Роман с московской княжной имеет для Печорина и чисто спортивный интерес: он стремится завоевать Мери, насолив Грушницкому, а заодно и поддержать себя в хорошей мужской форме. Он ловко заинтриговывает Мери, то возбуждая ее ненависть (перекупает ковер, дерзко наводит лорнет), то покоряя рыцарскими жестами (спасает на балу от преследований пьяного господина). И вскоре весь город судачит о том, что Печорин женится на княжне Мери. Комментируя в журнале свои отношения с Мери, Печорин как будто пишет руководство для начинающих Дон Жуанов, любовь с Мери для него – ухаживание, поставленное под контроль рассудка. «Я точно не люблю женщин с характером: их ли это дело!» – признается Печорин, поясняя правила успешной игры в любовь и вспоминая, что в его донжуанском списке была лишь одна женщина с твердой волей (1, с. 122).
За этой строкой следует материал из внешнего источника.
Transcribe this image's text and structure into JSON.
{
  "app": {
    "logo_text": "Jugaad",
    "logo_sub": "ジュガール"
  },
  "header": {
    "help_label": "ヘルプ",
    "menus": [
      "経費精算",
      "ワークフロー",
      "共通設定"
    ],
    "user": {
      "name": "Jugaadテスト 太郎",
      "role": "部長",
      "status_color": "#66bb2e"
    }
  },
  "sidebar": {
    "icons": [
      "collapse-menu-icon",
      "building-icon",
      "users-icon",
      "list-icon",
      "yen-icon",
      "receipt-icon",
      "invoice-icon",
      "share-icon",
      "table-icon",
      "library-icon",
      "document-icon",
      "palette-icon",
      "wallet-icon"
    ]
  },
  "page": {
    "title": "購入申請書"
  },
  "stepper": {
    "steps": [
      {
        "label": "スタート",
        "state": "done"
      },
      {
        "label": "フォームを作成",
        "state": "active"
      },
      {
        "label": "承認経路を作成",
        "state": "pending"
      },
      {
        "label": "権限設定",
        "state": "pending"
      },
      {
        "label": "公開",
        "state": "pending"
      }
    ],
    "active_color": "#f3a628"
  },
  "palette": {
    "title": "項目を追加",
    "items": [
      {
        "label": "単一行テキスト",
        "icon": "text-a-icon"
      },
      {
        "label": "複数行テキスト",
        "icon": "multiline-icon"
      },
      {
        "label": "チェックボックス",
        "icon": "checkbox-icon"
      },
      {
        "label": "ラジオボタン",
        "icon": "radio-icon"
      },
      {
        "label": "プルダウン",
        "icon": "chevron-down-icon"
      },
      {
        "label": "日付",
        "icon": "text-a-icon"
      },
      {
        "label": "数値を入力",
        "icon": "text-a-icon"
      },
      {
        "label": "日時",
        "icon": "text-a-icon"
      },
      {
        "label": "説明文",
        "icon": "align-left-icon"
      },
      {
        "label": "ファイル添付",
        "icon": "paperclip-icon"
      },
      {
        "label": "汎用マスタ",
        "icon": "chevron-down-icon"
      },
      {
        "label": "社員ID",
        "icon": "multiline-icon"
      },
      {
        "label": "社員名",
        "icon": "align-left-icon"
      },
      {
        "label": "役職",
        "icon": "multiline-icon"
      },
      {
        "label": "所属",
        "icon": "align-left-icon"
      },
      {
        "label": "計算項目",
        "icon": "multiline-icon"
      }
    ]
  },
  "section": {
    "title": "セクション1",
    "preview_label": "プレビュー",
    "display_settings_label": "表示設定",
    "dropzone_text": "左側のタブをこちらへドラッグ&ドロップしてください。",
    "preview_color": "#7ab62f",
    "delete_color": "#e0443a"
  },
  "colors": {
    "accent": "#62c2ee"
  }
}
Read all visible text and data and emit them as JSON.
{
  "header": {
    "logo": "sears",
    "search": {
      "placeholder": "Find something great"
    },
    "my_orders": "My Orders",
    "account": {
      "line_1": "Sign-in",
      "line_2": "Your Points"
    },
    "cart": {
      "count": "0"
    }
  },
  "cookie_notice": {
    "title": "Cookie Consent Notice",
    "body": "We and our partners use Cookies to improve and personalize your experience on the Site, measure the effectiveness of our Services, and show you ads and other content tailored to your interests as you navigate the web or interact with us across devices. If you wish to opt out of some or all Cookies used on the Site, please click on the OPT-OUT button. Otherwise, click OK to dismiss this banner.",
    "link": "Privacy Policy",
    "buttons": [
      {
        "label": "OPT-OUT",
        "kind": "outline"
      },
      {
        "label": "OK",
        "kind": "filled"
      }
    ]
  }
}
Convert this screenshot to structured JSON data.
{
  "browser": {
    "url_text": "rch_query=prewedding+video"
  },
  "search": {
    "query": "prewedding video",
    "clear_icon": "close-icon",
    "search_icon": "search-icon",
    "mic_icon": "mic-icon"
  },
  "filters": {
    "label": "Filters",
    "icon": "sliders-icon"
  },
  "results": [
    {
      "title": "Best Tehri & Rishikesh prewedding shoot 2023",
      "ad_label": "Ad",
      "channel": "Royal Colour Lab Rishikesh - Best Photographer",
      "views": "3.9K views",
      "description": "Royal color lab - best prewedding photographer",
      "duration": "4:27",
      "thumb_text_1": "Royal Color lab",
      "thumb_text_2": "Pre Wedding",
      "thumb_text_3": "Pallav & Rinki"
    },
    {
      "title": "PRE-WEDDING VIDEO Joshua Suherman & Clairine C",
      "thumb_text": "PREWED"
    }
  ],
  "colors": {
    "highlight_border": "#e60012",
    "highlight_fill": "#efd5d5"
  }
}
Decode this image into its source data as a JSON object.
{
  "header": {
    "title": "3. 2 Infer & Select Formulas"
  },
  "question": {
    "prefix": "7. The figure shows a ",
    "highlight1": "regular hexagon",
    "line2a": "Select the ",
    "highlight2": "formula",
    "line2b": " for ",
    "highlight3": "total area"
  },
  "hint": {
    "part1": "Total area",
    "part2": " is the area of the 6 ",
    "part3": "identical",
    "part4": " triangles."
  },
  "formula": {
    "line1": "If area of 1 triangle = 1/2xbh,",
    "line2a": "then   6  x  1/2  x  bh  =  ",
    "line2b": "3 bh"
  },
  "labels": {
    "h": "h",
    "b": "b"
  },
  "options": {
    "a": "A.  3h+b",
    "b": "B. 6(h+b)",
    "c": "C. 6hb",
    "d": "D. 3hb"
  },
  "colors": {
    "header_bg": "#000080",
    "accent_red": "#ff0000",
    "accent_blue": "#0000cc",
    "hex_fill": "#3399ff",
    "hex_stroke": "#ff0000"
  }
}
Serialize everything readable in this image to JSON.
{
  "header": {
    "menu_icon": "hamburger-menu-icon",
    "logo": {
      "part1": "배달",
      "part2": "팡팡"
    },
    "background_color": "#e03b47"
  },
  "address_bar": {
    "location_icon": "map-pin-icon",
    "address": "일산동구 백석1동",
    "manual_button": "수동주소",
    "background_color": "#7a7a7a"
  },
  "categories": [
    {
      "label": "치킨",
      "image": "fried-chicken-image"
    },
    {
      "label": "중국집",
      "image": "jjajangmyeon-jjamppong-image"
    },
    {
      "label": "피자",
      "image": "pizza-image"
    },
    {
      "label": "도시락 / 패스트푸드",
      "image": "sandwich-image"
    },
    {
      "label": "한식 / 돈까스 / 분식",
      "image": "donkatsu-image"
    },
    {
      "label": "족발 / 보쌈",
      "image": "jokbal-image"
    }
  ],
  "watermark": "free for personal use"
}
Мери – другой случай, она легкая добыча, так как неопытна и лишена сильного характера.



Этой богатой и красивой девушкой легко управлять, так как ей в значительной мере движет то же тщеславие, что и всем прочим «водяным обществом». «Производить эффект – их наслаждение», – комментирует поведение этих людей Печорин (1, с. 103). Княжна Мери – это взвинченные чувства, героические фразы, вычитанные из романтической литературы. Она ищет красивой и жертвенной любви, поэтому ее внимание поначалу привлекает Грушницкий, который, как она полагает, разжалован за дуэль и к тому же хромает, как и ее кумир Байрон. Но, узнав, что он всего лишь юнкер и никакой романтической истории за ним не числится, Мери теряет к нему интерес. Печорин становится героем ее «романа в новом вкусе», как только она узнает, что он попал в Петербурге в скандальную историю. Она хочет быть, как декабристка: преданная, неотразимая, возвышенная, следующая за мужем в Сибирь, женщина-идеал, женщина-подвиг. Но прекраснодушная Мери не разбирается ни в себе, ни в людях, ей невыносимо даже признаться в собственных слабостях, не то что пойти в Сибирь. Она боится общественного мнения, боится показаться смешной, скрывает от матери, что в порыве чувств подала упавший стакан незнакомому мужчине с костылем – Грушницкому. Она не понимает, что она вовсе не героическая и самоотверженная женщина, а всего лишь обиженная и кокетливая девочка. Поэтому она, в отличие от Веры, не в состоянии ни понять, ни простить Печорина. «Любившая тебя не может без некоторого презрения смотреть на других мужчин, в тебе есть что‐то гордое и таинственное» – это Вера (1, с. 103). «Я вас ненавижу» – это Мери (1, с. 191). «Ложная приподнятость чувства окрашивает облик юной Мери, – писала Эмма Герштейн. – Ее героические фразы твердо прикреплены к эпохе: они могли быть произнесены только в постдекабристском дворянском обществе, когда подвиг жен декабристов сказался на эмоциональном настрое женщин. Отголосок этих веяний мы слышим в порывах Мери, но Печорин не может придавать им серьезного значения» (5, с. 40).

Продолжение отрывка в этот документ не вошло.